HSBC has seen its profit before tax drop by just over 1% in the year to 31 March, totalling $9.37bn, following a $400m "fraud-related, secondary, securitisation exposure" with a UK financial sponsor in its corporate and institutional banking business.
The bank said this profit drop also reflected higher expected credit losses.
In this period, HSBC saw its revenue increase by 6% to $18.6bn, following strong growth in wealth fees and other income in its international wealth and premier banking and Hong Kong business segments, supported by higher customer activity.
Furthermore, its net interest income totalled $8.9bn, marking an 8% increase. This was driven by deposit balance growth, which is the benefit of its reinvestment of its structural hedge at higher yields and the impact of lower market interest rates on the funding deployed to the trading book.
HSBC also announced that its average return on tangible equity (RoTE) was 17.3%, compared with 17.9% in Q1 2025.
Group chief executive officer at HSBC, Georges Elhedery, stated: "We continued to make positive progress in creating a simple, more agile, growing HSBC. Each of our four businesses contributed to firm-wide revenue growth and each delivered an annualised RoTE in excess of 17%, excluding notable items.
"In periods of greater uncertainty, customers turn to us more as their trusted partner to navigate complexity with the financial strength, stability and expertise they know they can rely on.
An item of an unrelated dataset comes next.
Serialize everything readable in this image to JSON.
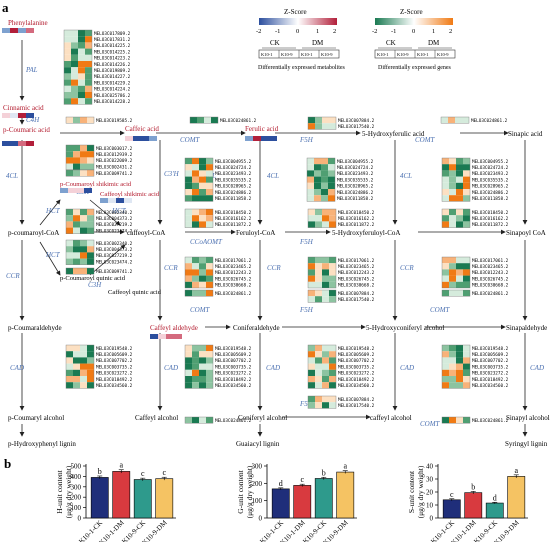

We remain confident in achieving the targets we set out in February 2026."
In its outlook, the bank said the macroeconomic outlook, is facing heightened uncertainty, "creating volatility in both economic and financial markets resulting in both tailwinds and headwinds".
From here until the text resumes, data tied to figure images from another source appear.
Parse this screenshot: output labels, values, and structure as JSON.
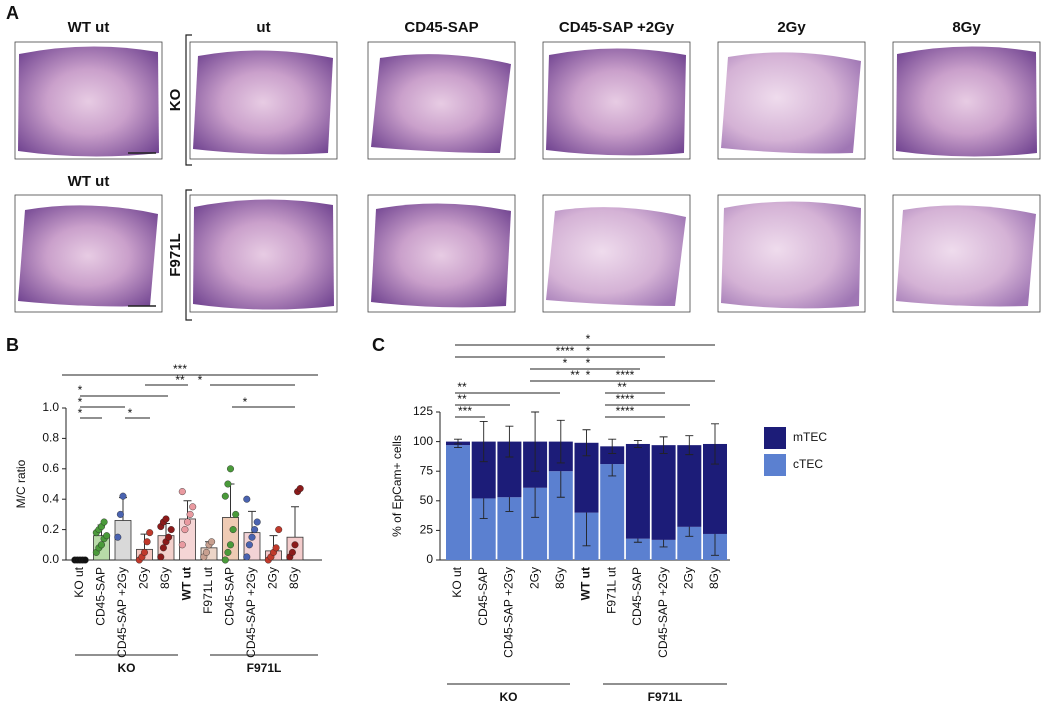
{
  "panel_labels": [
    "A",
    "B",
    "C"
  ],
  "panel_a": {
    "column_headers": [
      "WT ut",
      "ut",
      "CD45-SAP",
      "CD45-SAP +2Gy",
      "2Gy",
      "8Gy"
    ],
    "row2_header": "WT ut",
    "row_labels": [
      "KO",
      "F971L"
    ]
  },
  "chart_data": [
    {
      "type": "bar_dots",
      "ylabel": "M/C ratio",
      "categories": [
        "KO ut",
        "CD45-SAP",
        "CD45-SAP +2Gy",
        "2Gy",
        "8Gy",
        "WT ut",
        "F971L ut",
        "CD45-SAP",
        "CD45-SAP +2Gy",
        "2Gy",
        "8Gy"
      ],
      "values": [
        0.0,
        0.16,
        0.26,
        0.07,
        0.16,
        0.27,
        0.08,
        0.28,
        0.18,
        0.06,
        0.15
      ],
      "errors": [
        0.01,
        0.07,
        0.15,
        0.1,
        0.08,
        0.12,
        0.04,
        0.22,
        0.14,
        0.1,
        0.2
      ],
      "bar_colors": [
        "#ffffff",
        "#b8dba8",
        "#d9d9d9",
        "#f4c6c0",
        "#f3d0cc",
        "#f5d5d5",
        "#ecd5c8",
        "#efcbb4",
        "#f2d3d6",
        "#f4c6c8",
        "#f3cccc"
      ],
      "point_colors": [
        "#111111",
        "#4a9a3a",
        "#4a63b0",
        "#c0392b",
        "#8b1a1a",
        "#e99aa0",
        "#c8a090",
        "#4a9a3a",
        "#4a63b0",
        "#c0392b",
        "#8b1a1a"
      ],
      "points": [
        [
          0,
          0,
          0,
          0,
          0
        ],
        [
          0.05,
          0.08,
          0.1,
          0.14,
          0.16,
          0.18,
          0.2,
          0.22,
          0.25
        ],
        [
          0.15,
          0.3,
          0.42
        ],
        [
          0,
          0.02,
          0.05,
          0.12,
          0.18
        ],
        [
          0.02,
          0.08,
          0.12,
          0.15,
          0.2,
          0.22,
          0.25,
          0.27
        ],
        [
          0.1,
          0.2,
          0.25,
          0.3,
          0.35,
          0.45
        ],
        [
          0.02,
          0.05,
          0.1,
          0.12
        ],
        [
          0,
          0.05,
          0.1,
          0.2,
          0.3,
          0.42,
          0.5,
          0.6
        ],
        [
          0.02,
          0.1,
          0.15,
          0.2,
          0.25,
          0.4
        ],
        [
          0,
          0.02,
          0.05,
          0.08,
          0.2
        ],
        [
          0.02,
          0.05,
          0.1,
          0.45,
          0.47
        ]
      ],
      "ylim": [
        0,
        1.0
      ],
      "yticks": [
        {
          "value": 0,
          "label": "0.0"
        },
        0.2,
        0.4,
        0.6,
        0.8,
        {
          "value": 1.0,
          "label": "1.0"
        }
      ],
      "groups": [
        "KO",
        "F971L"
      ],
      "significance": [
        "***",
        "**",
        "*",
        "*",
        "*",
        "*",
        "*",
        "*"
      ]
    },
    {
      "type": "stacked_bar",
      "ylabel": "% of EpCam+ cells",
      "categories": [
        "KO ut",
        "CD45-SAP",
        "CD45-SAP +2Gy",
        "2Gy",
        "8Gy",
        "WT ut",
        "F971L ut",
        "CD45-SAP",
        "CD45-SAP +2Gy",
        "2Gy",
        "8Gy"
      ],
      "series": [
        {
          "name": "cTEC",
          "color": "#5b80d0",
          "values": [
            97,
            52,
            53,
            61,
            75,
            40,
            81,
            18,
            17,
            28,
            22
          ],
          "errors": [
            2,
            17,
            12,
            25,
            22,
            28,
            10,
            3,
            6,
            8,
            18
          ]
        },
        {
          "name": "mTEC",
          "color": "#1c1c78",
          "values": [
            3,
            48,
            47,
            39,
            25,
            59,
            15,
            80,
            80,
            69,
            76
          ],
          "errors": [
            2,
            17,
            13,
            25,
            18,
            11,
            6,
            3,
            7,
            8,
            17
          ]
        }
      ],
      "ylim": [
        0,
        125
      ],
      "yticks": [
        0,
        25,
        50,
        75,
        100,
        125
      ],
      "groups": [
        "KO",
        "F971L"
      ],
      "significance": [
        "*",
        "****",
        "*",
        "*",
        "*",
        "**",
        "*",
        "****",
        "**",
        "****",
        "****",
        "**",
        "**",
        "***"
      ]
    }
  ]
}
HSBC said it is well-positioned to manage the impact of these challenges through its revenue streams, conservative approach to credit and strong deposit franchise.
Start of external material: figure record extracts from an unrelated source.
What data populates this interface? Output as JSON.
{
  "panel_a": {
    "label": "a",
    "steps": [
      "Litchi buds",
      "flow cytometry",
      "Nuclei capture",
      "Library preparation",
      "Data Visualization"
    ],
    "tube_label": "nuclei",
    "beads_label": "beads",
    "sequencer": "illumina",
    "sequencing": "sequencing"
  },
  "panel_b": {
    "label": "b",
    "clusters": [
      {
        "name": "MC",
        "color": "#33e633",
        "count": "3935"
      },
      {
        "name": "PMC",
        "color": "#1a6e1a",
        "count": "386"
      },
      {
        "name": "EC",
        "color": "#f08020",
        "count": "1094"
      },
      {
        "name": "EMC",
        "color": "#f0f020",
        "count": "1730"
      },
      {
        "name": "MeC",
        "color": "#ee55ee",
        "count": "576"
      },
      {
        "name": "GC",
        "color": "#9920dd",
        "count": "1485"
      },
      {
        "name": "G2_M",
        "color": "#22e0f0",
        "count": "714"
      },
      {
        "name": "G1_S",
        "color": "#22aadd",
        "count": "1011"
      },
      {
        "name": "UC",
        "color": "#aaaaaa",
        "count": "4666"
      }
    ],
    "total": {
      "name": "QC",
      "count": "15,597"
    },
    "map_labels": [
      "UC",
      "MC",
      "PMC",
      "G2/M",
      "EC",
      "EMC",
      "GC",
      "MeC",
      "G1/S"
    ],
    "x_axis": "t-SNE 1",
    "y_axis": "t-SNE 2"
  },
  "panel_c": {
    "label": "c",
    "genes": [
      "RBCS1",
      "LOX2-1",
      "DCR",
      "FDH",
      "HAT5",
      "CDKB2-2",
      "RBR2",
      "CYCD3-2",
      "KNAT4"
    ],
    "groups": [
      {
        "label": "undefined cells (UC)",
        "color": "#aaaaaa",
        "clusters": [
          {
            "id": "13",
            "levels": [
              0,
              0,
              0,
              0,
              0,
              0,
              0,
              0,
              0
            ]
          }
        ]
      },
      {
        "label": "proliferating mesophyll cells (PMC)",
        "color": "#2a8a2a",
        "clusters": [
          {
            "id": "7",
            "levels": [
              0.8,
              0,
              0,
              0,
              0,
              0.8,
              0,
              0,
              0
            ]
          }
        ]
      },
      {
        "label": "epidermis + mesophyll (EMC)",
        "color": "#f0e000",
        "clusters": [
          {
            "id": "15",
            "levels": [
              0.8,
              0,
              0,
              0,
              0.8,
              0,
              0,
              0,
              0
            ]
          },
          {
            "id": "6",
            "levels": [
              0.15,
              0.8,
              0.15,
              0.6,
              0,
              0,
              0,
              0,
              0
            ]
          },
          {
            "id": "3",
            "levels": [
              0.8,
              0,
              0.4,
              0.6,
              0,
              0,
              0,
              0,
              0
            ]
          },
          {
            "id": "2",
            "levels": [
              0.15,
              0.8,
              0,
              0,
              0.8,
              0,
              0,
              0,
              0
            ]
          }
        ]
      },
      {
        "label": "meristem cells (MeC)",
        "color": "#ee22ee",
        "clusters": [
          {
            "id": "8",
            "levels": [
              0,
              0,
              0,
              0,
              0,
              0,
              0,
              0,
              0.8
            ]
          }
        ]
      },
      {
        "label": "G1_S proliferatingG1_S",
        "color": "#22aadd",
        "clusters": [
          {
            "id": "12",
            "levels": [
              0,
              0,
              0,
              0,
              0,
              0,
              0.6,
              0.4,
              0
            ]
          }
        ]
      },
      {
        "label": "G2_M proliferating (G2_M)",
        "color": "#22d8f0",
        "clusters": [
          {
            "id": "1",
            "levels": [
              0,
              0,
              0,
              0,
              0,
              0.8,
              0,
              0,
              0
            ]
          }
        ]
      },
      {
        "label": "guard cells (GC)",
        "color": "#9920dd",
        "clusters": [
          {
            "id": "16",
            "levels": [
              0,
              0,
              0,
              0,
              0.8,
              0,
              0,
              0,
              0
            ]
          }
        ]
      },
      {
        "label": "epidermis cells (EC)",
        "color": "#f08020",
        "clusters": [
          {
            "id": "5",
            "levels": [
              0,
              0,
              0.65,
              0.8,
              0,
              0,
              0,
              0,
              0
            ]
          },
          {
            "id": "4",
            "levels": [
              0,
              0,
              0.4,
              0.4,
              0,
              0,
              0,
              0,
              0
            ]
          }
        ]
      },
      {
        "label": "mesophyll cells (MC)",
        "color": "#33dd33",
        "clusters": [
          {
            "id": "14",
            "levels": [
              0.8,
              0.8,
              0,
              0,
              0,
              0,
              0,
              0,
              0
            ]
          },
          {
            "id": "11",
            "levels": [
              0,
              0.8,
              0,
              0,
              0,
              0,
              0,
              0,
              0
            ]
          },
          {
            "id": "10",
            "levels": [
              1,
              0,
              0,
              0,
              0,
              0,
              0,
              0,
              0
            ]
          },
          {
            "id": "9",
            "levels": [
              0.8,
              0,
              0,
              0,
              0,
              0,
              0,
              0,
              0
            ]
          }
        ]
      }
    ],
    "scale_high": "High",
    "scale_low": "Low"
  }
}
It now expects its banking net interest income to reach around $46bn in 2026, while its RoTE is expected to stay at 17% or better for 2026, 2027 and 2028 respectively.
Head of markets at HSBC, Dan Coatsworth, stated that the bank's exposure to faster growing developing economies brings extra growth potential along with added risks.
He added: "Revenue was better than anticipated and the company is seeing good growth in insurance and wealth management, particularly in Hong Kong. These are income streams which are less tied to interest rates and therefore more consistent.
"The shifting outlook on interest rates, with central banks battling to contain inflationary pressures linked to the current energy shock, has prompted an increase in net interest income forecasts. Elhedery’s messaging aimed to reassure investors that his overhaul of the business, which involves stripping out costs and exiting lower growth markets, remains on track.
"For the most part Elhedery’s tenure and strategy has been warmly received by the market. We now have a reminder of the challenges banks face against an uncertain and frequently shifting backdrop. In HSBC’s case, the turnaround of a business which is the stock market equivalent of a container ship won’t always be smooth sailing."